I cut because it works. It's a physical release of the emotional torment. After the knife has hit, and I see the blood, I feel like a tire deflating. All the pressure is released and there's just a feeling of AHHHHH. Now I feel better.

Until last night.

So, that's the death of a coping mechanism, I guess, and now I have to find one that works as well as cutting used to.

My therapist wondered if the anger had been simmering unawares, like a volcano before it erupts. Upon thinking about it, I realize I'm angry most of the time. My sister told me once I was the angriest person she knew. I was stunned, but it turns out she's right. The trick is figuring out what I'm angry about. I know I'm still angry about the damn disability, 5 years later. I'm angry that I'm reduced to a job that requires less than a high school education, when I have a masters degree. (I told a former psychiatrist what I was doing now. He said, "I think that's a great job for you! DON'T OVERDO IT." (Emphasis mine.) I'm angry that people feel sorry for me. I'm angry a mental health professional called the cops on me and humiliated me in front of my coworkers and neighbors. (Should I be grateful he cared that much? Probably. But I'm angry.) I don't even know what else I'm angry about, just that I am. I try not to think about it too much.

I'm even angry writing about being angry. Time to go watch my stupid show and snuggle the cat. More to come.....

Monday, May 11, 2015


The thing about memories is, I have very few of them. My memory doesn't extend past the previous day, and sometimes it's even just a few hours. (My sister asked me the other day what I'd had for dinner the previous night, and I had to struggle to come up with it.)

I had 9 months of electroconvulsive therapy (ECT), in an attempt to get out of the most severe, longest-lasting depressive episode of my life. I got 2.5 months of peace before I ended up in the hospital, actively suicidal. Not only did it not work on my depression, it fried my brain. People tell me things, or show me artifacts from places we went together, and I just don't remember.

It's troublesome with work, too. Even if I've done something several times, if there's been a gap since the last time I did it, I'll have to ask to be shown again.
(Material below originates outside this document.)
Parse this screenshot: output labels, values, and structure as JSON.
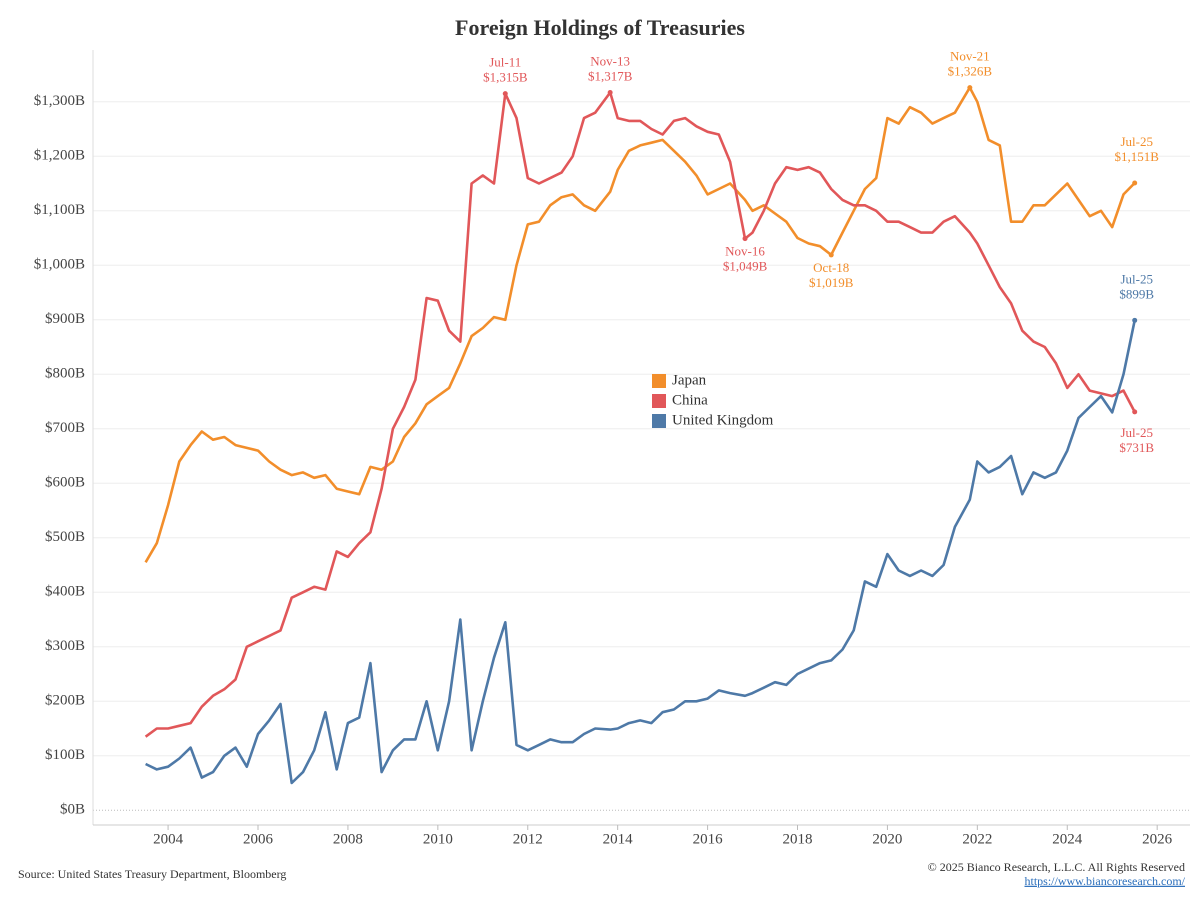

It pisses off my boss. Last time, between the time I asked him to help me and the time he responded, I remembered how. But it took me several hours to surface the memory. I know he's busy and he relies on me to do stuff he doesn't have time for, but I can only do what I can do. I try my best in the face of my limitations. The fact is, they're not going away, ever. It frustrates me, too. But I took a crapshoot with my brain and I lost. It's something I'll have to deal with for the rest of my life. If anybody has any ideas for ways around it, let me know.

Le Misanthrope

Yep, that's me.

Misanthropy is defined as the general hatred, distrust or disdain of the human species. I think it's safe to say I detest mankind. People are stupid, and annoying, and a general pain in the ass. I prefer the company of my cat. She can't talk, and she's never abandoned me or let me down. How many people can you say that about?

This is a shit time of year for me. There's Mother's Day (on which I am never acknowledged by my child), and said child's birthday (painful for several reasons), and this year I'm preparing to wave goodbye to one of the only people who has ever understood me enough to help me. I don't know what I'm going to do without him.

I wish I could just find a cave somewhere and hole up. (As long as the cave has wi-fi.)